Mas é sem dúvida um livro em que o ex-diretor do SIED quebra o silêncio e tenta explicar algumas questões que podem interessar ao público em geral: "Como se organizam os serviços de informação? Quais são os limites e o alcance do trabalho dos 'espiões portugueses'? É possível manter um serviço de inteligência sem atravessar as fronteiras da legalidade?"
A esta última pergunta a resposta de Silva Carvalho ao DN é categórica: "Não, com o nosso quadro legal. Neste momento, e face à interpretação daquilo que é feito da lei, a grande maioria das atividades dos serviços seriam consideradas ilegais. Portanto, o serviço para continuar a existir como tal ficaria reduzido a um mero gabinete de estudos e com muitos poucos meios para atuar no terreno."
Silva Carvalho, hoje empresário, diz não se sentir injustiçado, até porque, quando "assumimos funções públicas, assumimos os ónus e os encargos dessas funções, e as coisas podem correr menos bem", argumentando que "nos serviços estava a defender o Estado português". "Não era um trabalho fácil, não era um trabalho que ao final do dia pudesse ser um bom rapaz. No meu trabalho esperava-se que fizesse coisas difíceis, basicamente", acrescenta.

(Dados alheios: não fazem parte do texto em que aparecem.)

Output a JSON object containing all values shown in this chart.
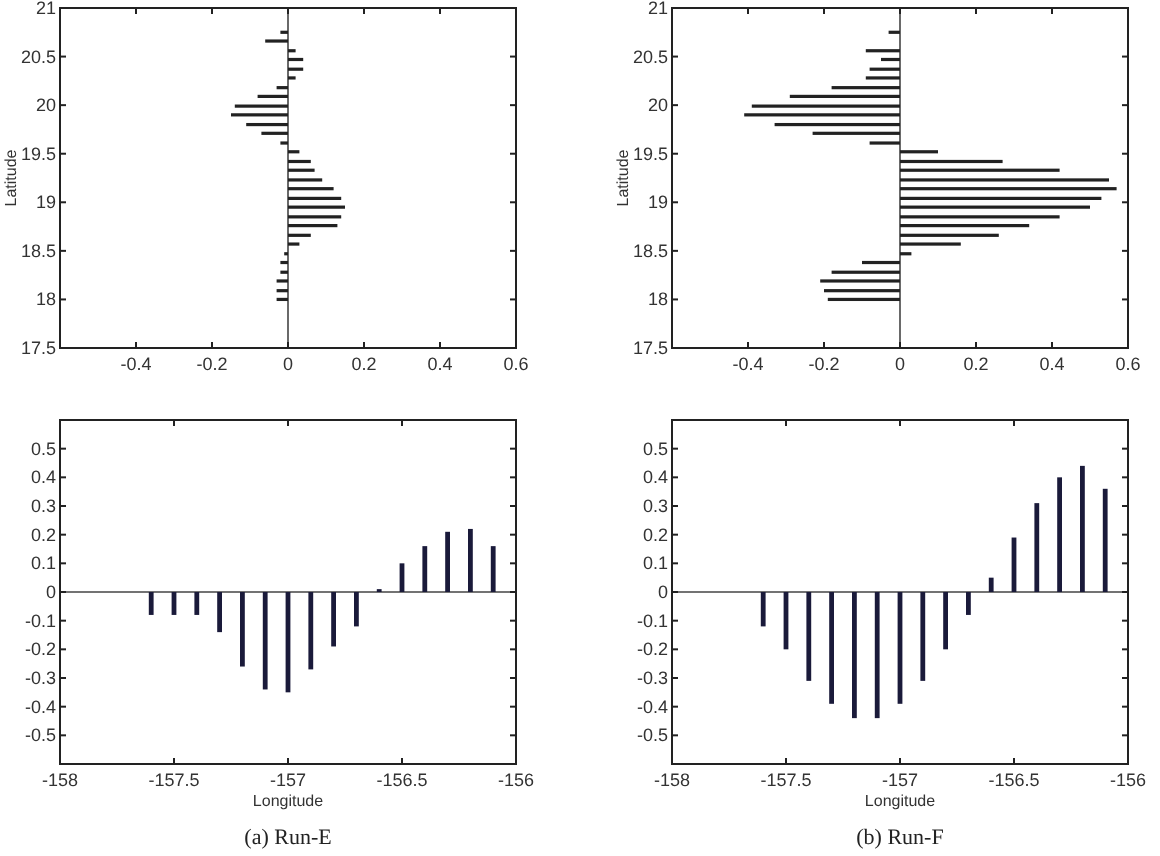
{
  "chart_data": [
    {
      "type": "bar",
      "orientation": "horizontal",
      "ylabel": "Latitude",
      "color": "#222222",
      "x": [
        18.0,
        18.09,
        18.19,
        18.28,
        18.38,
        18.47,
        18.57,
        18.66,
        18.76,
        18.85,
        18.95,
        19.04,
        19.14,
        19.23,
        19.33,
        19.42,
        19.52,
        19.61,
        19.71,
        19.8,
        19.9,
        19.99,
        20.09,
        20.18,
        20.28,
        20.37,
        20.47,
        20.56,
        20.66,
        20.75
      ],
      "values": [
        -0.03,
        -0.03,
        -0.03,
        -0.02,
        -0.02,
        -0.01,
        0.03,
        0.06,
        0.13,
        0.14,
        0.15,
        0.14,
        0.12,
        0.09,
        0.07,
        0.06,
        0.03,
        -0.02,
        -0.07,
        -0.11,
        -0.15,
        -0.14,
        -0.08,
        -0.03,
        0.02,
        0.04,
        0.04,
        0.02,
        -0.06,
        -0.02
      ],
      "xlim": [
        -0.6,
        0.6
      ],
      "xticks": [
        -0.4,
        -0.2,
        0,
        0.2,
        0.4,
        0.6
      ],
      "ylim": [
        17.5,
        21
      ],
      "yticks": [
        17.5,
        18,
        18.5,
        19,
        19.5,
        20,
        20.5,
        21
      ]
    },
    {
      "type": "bar",
      "orientation": "horizontal",
      "ylabel": "Latitude",
      "color": "#222222",
      "x": [
        18.0,
        18.09,
        18.19,
        18.28,
        18.38,
        18.47,
        18.57,
        18.66,
        18.76,
        18.85,
        18.95,
        19.04,
        19.14,
        19.23,
        19.33,
        19.42,
        19.52,
        19.61,
        19.71,
        19.8,
        19.9,
        19.99,
        20.09,
        20.18,
        20.28,
        20.37,
        20.47,
        20.56,
        20.66,
        20.75
      ],
      "values": [
        -0.19,
        -0.2,
        -0.21,
        -0.18,
        -0.1,
        0.03,
        0.16,
        0.26,
        0.34,
        0.42,
        0.5,
        0.53,
        0.57,
        0.55,
        0.42,
        0.27,
        0.1,
        -0.08,
        -0.23,
        -0.33,
        -0.41,
        -0.39,
        -0.29,
        -0.18,
        -0.09,
        -0.08,
        -0.05,
        -0.09,
        0,
        -0.03
      ],
      "xlim": [
        -0.6,
        0.6
      ],
      "xticks": [
        -0.4,
        -0.2,
        0,
        0.2,
        0.4,
        0.6
      ],
      "ylim": [
        17.5,
        21
      ],
      "yticks": [
        17.5,
        18,
        18.5,
        19,
        19.5,
        20,
        20.5,
        21
      ]
    },
    {
      "type": "bar",
      "xlabel": "Longitude",
      "color": "#1a1a3a",
      "annotations": [
        "(a) Run-E"
      ],
      "x": [
        -157.6,
        -157.5,
        -157.4,
        -157.3,
        -157.2,
        -157.1,
        -157.0,
        -156.9,
        -156.8,
        -156.7,
        -156.6,
        -156.5,
        -156.4,
        -156.3,
        -156.2,
        -156.1
      ],
      "values": [
        -0.08,
        -0.08,
        -0.08,
        -0.14,
        -0.26,
        -0.34,
        -0.35,
        -0.27,
        -0.19,
        -0.12,
        0.01,
        0.1,
        0.16,
        0.21,
        0.22,
        0.16
      ],
      "xlim": [
        -158,
        -156
      ],
      "xticks": [
        -158,
        -157.5,
        -157,
        -156.5,
        -156
      ],
      "ylim": [
        -0.6,
        0.6
      ],
      "yticks": [
        -0.5,
        -0.4,
        -0.3,
        -0.2,
        -0.1,
        0,
        0.1,
        0.2,
        0.3,
        0.4,
        0.5
      ]
    },
    {
      "type": "bar",
      "xlabel": "Longitude",
      "color": "#1a1a3a",
      "annotations": [
        "(b) Run-F"
      ],
      "x": [
        -157.6,
        -157.5,
        -157.4,
        -157.3,
        -157.2,
        -157.1,
        -157.0,
        -156.9,
        -156.8,
        -156.7,
        -156.6,
        -156.5,
        -156.4,
        -156.3,
        -156.2,
        -156.1
      ],
      "values": [
        -0.12,
        -0.2,
        -0.31,
        -0.39,
        -0.44,
        -0.44,
        -0.39,
        -0.31,
        -0.2,
        -0.08,
        0.05,
        0.19,
        0.31,
        0.4,
        0.44,
        0.36
      ],
      "xlim": [
        -158,
        -156
      ],
      "xticks": [
        -158,
        -157.5,
        -157,
        -156.5,
        -156
      ],
      "ylim": [
        -0.6,
        0.6
      ],
      "yticks": [
        -0.5,
        -0.4,
        -0.3,
        -0.2,
        -0.1,
        0,
        0.1,
        0.2,
        0.3,
        0.4,
        0.5
      ]
    }
  ]
}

Quase dois anos depois da sentença, Jorge Silva Carvalho, que ficou conhecido no Caso Ongoing como o super-espião, admite: "Não me arrependo do que fiz, apenas gostaria que as pessoas percebessem que aquilo que efetivamente fiz até pode ter sido errado ou considerado como um crime mas não foi para meu ganho pessoal, para me envaidecer ou para ganhar dinheiro. Foi antes de mais porque era a melhor forma de defender o país, mesmo que tenha sido um erro. E é isso que é explicado no livro."